Starting point is 00:31:38 That's just, that's awesome. There's some about this like I don't know what I would call this. I mean, it's obviously it's got a little bit of hip hop, a little bit of pop, a little bit of rock. And it's all kind of smashed together. It's a very 90s sound. And like I said, it's familiar. But at the same time, I can't really come up with anyone else who sounds quite like this. It immediately reminded me of the song Dorman by Muramasa and Slow Tye that came out a few years ago.
Starting point is 00:32:06 That is just like this really heavy drumbeat and kind of like wandering, screaming vocals on top that you can see yourself raging to but also clubbing too as well. Yeah, there's definitely an element of that in this. Yeah. So these two guys, Sam Boggs and Brandon B. Leslie from Los Angeles, like they've been coming up playing backyard. parties and stuff like that and really kind of blowing up in the local scene there. I don't know. They're definitely on the rise and I really love what I've heard. They've got one other cut from this album, a new cut.
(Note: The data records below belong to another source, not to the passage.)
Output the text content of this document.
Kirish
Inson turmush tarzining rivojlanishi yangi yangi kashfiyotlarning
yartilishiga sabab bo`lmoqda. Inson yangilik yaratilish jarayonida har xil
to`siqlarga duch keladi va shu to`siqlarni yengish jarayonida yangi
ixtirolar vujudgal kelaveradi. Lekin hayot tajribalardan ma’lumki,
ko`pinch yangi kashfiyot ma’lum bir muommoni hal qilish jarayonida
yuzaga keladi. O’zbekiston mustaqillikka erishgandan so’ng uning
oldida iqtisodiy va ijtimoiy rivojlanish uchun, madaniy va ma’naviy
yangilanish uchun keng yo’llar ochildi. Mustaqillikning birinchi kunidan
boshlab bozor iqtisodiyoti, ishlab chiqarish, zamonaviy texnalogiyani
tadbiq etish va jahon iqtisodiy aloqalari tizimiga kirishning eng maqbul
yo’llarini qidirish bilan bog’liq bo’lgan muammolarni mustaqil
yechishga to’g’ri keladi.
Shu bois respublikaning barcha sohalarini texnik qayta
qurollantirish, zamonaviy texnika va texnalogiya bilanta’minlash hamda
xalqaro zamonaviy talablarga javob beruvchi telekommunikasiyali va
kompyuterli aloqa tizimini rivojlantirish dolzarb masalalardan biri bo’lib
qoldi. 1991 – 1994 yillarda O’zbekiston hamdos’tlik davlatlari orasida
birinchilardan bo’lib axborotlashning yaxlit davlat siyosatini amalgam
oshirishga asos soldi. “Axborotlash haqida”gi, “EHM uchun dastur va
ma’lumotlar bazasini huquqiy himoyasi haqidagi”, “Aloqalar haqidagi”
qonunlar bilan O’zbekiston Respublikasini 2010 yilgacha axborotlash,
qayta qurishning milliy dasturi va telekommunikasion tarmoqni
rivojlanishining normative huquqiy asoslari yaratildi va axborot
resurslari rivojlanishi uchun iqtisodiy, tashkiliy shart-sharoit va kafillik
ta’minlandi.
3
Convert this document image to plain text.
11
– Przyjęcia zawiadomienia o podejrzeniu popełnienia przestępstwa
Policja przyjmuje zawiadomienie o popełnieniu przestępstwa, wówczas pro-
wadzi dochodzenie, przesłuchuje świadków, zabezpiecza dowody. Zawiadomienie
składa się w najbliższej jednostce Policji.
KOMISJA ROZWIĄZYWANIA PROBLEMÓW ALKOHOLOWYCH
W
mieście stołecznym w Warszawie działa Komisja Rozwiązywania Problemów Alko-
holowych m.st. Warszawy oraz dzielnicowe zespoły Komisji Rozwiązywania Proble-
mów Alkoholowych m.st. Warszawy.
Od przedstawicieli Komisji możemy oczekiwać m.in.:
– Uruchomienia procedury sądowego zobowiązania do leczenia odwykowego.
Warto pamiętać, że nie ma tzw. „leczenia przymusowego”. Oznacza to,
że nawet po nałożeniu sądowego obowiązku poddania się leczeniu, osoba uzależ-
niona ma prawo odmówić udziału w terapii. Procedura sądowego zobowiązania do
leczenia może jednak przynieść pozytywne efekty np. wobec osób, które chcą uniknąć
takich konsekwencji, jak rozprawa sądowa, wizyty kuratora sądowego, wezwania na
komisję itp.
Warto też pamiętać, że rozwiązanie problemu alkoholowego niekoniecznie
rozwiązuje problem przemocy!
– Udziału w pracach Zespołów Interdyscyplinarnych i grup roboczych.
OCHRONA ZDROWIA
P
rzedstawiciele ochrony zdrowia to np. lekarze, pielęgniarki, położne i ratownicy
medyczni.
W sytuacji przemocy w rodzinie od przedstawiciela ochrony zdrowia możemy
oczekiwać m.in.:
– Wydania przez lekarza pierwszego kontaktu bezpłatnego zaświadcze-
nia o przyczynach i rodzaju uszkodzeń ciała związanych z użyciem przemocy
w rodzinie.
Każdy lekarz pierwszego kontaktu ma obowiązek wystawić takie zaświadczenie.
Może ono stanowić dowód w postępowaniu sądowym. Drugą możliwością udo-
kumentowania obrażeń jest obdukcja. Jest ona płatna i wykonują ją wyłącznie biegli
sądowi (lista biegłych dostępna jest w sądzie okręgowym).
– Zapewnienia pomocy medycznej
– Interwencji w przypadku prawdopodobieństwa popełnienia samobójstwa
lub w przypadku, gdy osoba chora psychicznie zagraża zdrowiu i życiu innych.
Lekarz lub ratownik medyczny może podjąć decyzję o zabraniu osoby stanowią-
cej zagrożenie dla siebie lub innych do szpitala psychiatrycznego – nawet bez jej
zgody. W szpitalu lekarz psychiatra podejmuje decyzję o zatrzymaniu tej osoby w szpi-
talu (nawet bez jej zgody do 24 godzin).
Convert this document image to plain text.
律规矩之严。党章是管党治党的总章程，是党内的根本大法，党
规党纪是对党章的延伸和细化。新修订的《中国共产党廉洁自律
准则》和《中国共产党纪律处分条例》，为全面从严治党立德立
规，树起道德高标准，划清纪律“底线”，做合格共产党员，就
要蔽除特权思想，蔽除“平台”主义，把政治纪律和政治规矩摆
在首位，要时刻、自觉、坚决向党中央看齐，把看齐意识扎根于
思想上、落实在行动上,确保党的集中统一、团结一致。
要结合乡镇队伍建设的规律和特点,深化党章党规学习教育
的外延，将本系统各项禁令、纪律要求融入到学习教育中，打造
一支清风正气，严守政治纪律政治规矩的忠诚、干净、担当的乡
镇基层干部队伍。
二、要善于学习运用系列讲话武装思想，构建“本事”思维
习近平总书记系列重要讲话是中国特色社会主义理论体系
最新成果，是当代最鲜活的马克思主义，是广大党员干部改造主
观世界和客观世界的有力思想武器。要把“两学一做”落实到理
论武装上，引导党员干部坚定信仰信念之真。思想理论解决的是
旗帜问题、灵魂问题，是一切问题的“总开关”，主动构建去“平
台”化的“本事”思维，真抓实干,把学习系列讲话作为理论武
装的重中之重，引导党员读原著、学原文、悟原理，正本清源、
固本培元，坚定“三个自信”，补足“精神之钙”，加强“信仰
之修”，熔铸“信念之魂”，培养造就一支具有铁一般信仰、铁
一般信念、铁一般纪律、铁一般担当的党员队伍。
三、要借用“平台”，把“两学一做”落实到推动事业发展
Starting point is 00:32:40 That's a lot quieter, a lot more reserved, kind of beautiful. Certainly compared to the chaos that you hear in this one. So real cool range to these guys. Yeah, definitely got my attention. Evening Elephant. That is totally just the type of music that I love. Yeah. Doricor.
Starting point is 00:32:56 Totally Doricor. So that album from Evening Elephant, is out July 31st, the very end of July. But Dora, I know you got one more you want to play. The last song that I picked feels out of my comfort range in terms of talking about music, which I think is maybe good that I wanted to pick it. It's a song from this jazz album that just came out by the band Nats. And the album is called A Great Day in Newcastle.
Starting point is 00:33:21 And the specific song that I want to play is called Carpet Doctor. And the whole album is produced by Jordy Greep, who was in Black Middy. And I do feel out of my wheelhouse when talking about jazz music. I feel like that's like where a blind spot that I have that I want to become better at. But the reason that I was so drawn to this album and this song in particular is how incredibly Nats, which is a duo, build this picture of Newcastle, which is where they live with these incredibly rich characters and this really cinematic image of a town. that they clearly really, really love. And is Nat's G-N-A-T-N-A-T? K. Okay.
Starting point is 00:34:05 Of course. K-N-A-T-S. Well, this is new to me. I don't know. I obviously don't know Nats. It was new to me too. I was a huge black MIDI fan. So I love all of the like spinoff projects that have happened since then.
Starting point is 00:34:19 Remind me of the song again? Carpet Doctor. Carpet Doctor. Thanks, Dora. This was awesome. Thanks, Robin. We played the best music that's ever been heard. I really think we did.
Starting point is 00:34:30 And you're listening to All Songs Considered from NPR Music. Let me tell you a story. The convict who gets sent down. He's made some mistakes, but he had a hard life. He gets out and bows never to come back. Set up a successful business and rejoins society. But he feels like he's never accepted the same. This is the story of the carpet doctor.